Littérature et roman national

La France entretient un rapport singulier à la littérature. Les étrangers ne s'y trompent pas en la considérant comme la patrie par excellence de la culture. « France, mère des arts, des armes et des lois » comme l'écrivait Joachim Du Bellay. Notre État, pendant toute sa longue histoire, – la plus longue de toutes –, s'est édifié par la volonté des rois capétiens et de l'Église bien sûr mais aussi avec le précieux concours des lettres.

C'est la France qui la première ressuscite à l'époque médiévale le vieux genre de l'épopée avec la merveilleuse Chanson de Roland qui fixe pour toujours l'image de la « douce France » et annexe la figure de Charlemagne au roman national. À la Renaissance, les poètes de la Pléiade proclament crânement que la langue française doit naturellement succéder au grec, au latin et à l'italien comme langue de la grande culture, au titre d'héritière de ces glorieuses devancières mais selon des modalités qui lui soient propres, l'imitation des Anciens ne devant jamais être servile.

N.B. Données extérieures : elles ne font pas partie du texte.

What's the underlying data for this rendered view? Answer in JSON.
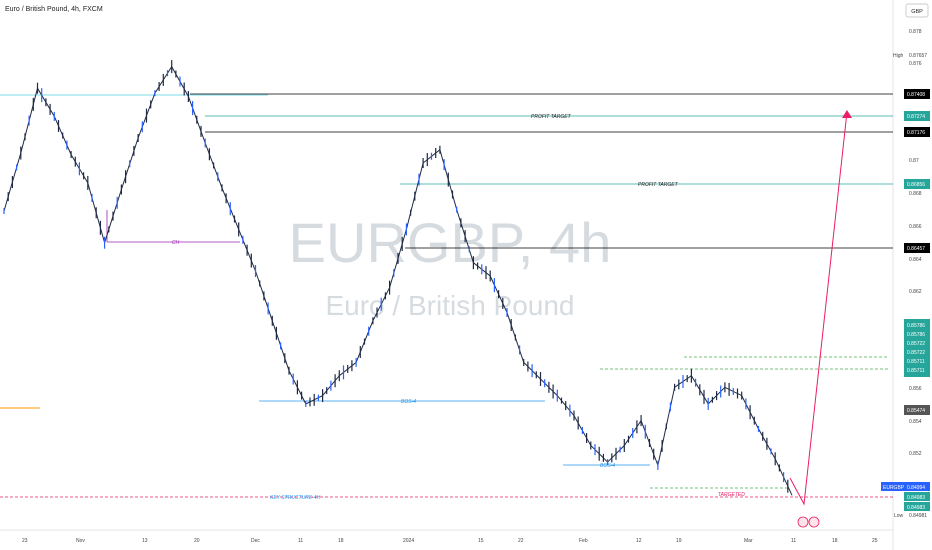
{
  "header": {
    "title": "Euro / British Pound, 4h, FXCM",
    "currency_button": "GBP"
  },
  "watermark": {
    "symbol": "EURGBP, 4h",
    "name": "Euro / British Pound"
  },
  "colors": {
    "candle": "#1f2a44",
    "candle_accent": "#2962ff",
    "black_level": "#000000",
    "green_level": "#26a69a",
    "cyan_level": "#4dd0e1",
    "blue_annotation": "#2196f3",
    "purple_choch": "#9c27b0",
    "red_target": "#e91e63",
    "orange_line": "#ff9800",
    "dashed_green": "#4caf50"
  },
  "chart_data": {
    "type": "line",
    "title": "Euro / British Pound, 4h, FXCM",
    "symbol": "EURGBP",
    "ylim": [
      0.8482,
      0.879
    ],
    "y_ticks": [
      0.878,
      0.876,
      0.87,
      0.868,
      0.866,
      0.864,
      0.862,
      0.856,
      0.854,
      0.852
    ],
    "x_tick_labels": [
      "23",
      "Nov",
      "13",
      "20",
      "Dec",
      "11",
      "18",
      "2024",
      "15",
      "22",
      "Feb",
      "12",
      "19",
      "Mar",
      "11",
      "18",
      "25"
    ],
    "series": [
      {
        "values": [
          0.8671,
          0.8706,
          0.8745,
          0.8728,
          0.8705,
          0.8688,
          0.8652,
          0.8684,
          0.8715,
          0.8742,
          0.8758,
          0.874,
          0.8712,
          0.8685,
          0.866,
          0.8635,
          0.8605,
          0.8575,
          0.8555,
          0.856,
          0.8572,
          0.858,
          0.8605,
          0.8625,
          0.866,
          0.87,
          0.8708,
          0.8672,
          0.864,
          0.8632,
          0.861,
          0.858,
          0.857,
          0.856,
          0.8548,
          0.853,
          0.852,
          0.853,
          0.8545,
          0.8518,
          0.8565,
          0.8572,
          0.8555,
          0.8565,
          0.856,
          0.854,
          0.8522,
          0.85
        ]
      }
    ],
    "levels": [
      {
        "label": "0.87408",
        "value": 0.87408,
        "color": "black"
      },
      {
        "label": "0.87274",
        "value": 0.87274,
        "color": "green",
        "annotation": "PROFIT TARGET"
      },
      {
        "label": "0.87176",
        "value": 0.87176,
        "color": "black"
      },
      {
        "label": "0.86856",
        "value": 0.86856,
        "color": "green",
        "annotation": "PROFIT TARGET"
      },
      {
        "label": "0.86457",
        "value": 0.86457,
        "color": "black"
      },
      {
        "label": "0.85474",
        "value": 0.85474,
        "color": "gray"
      },
      {
        "label": "EURGBP",
        "value": 0.84994,
        "color": "blue"
      },
      {
        "label": "0.84994",
        "value": 0.84994,
        "color": "blue"
      },
      {
        "label": "0.84983",
        "value": 0.84983,
        "color": "green"
      },
      {
        "label": "0.84983",
        "value": 0.84983,
        "color": "green"
      }
    ],
    "green_stack": [
      "0.85786",
      "0.85786",
      "0.85722",
      "0.85722",
      "0.85711",
      "0.85711"
    ],
    "high_label": "High",
    "high_value": "0.87657",
    "low_label": "Low",
    "low_value": "0.84981",
    "annotations": [
      "PROFIT TARGET",
      "PROFIT TARGET",
      "CH",
      "BOS-4",
      "BOS-4",
      "KEY STRUCTURE-4H",
      "TARGETED"
    ]
  }
}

Le fait que l'œuvre de la Pléiade soit contemporaine de l'Ordonnance de Villers-Cotterêts par laquelle François Ier fait du français la seule langue officielle du royaume n'est pas fortuit mais révélateur de cette collaboration des rois et des écrivains dans l'édification de la civilisation nationale. Si la langue française est si belle mais aussi si difficile c'est parce que les doctes (littérateurs, académiciens, grammairiens, lexicographes) en ont fixé les règles et l'orthographe (plus savante et étymologique et donc moins phonétique que celle des autres langues latines) sous la protection et avec les encouragements de la monarchie.

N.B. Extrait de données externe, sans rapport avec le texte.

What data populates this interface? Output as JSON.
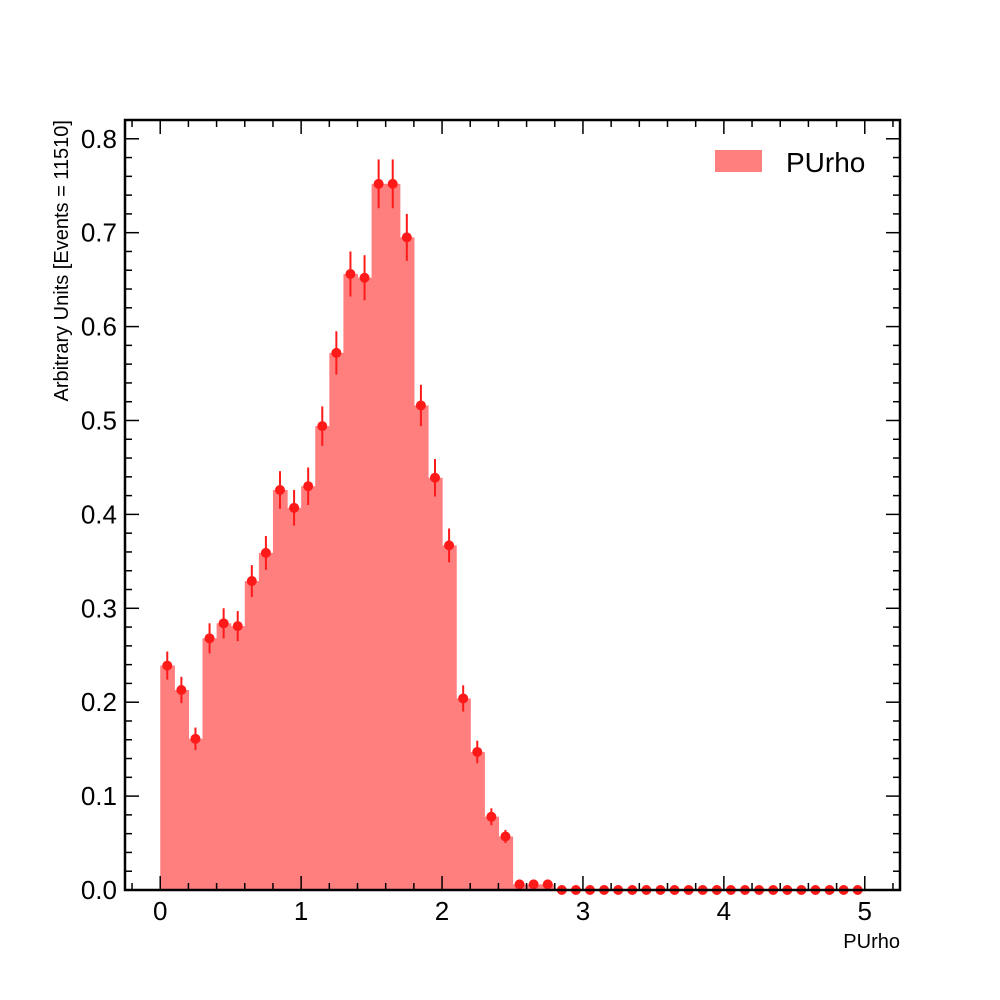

La place des écrivains dans notre histoire ne cessera d'ailleurs jamais d'être centrale, du Grand siècle où l'ensemble des arts et lettres gravitent autour du roi-Soleil, jusqu'à l'époque contemporaine où la figure de l'Intellectuel, pour le meilleur mais aussi pour le pire (Maurras en a brillamment traité dans L'Avenir de l'Intelligence), jouit d'une importance et d'un prestige qui n'a pas d'équivalent au-delà de nos frontières.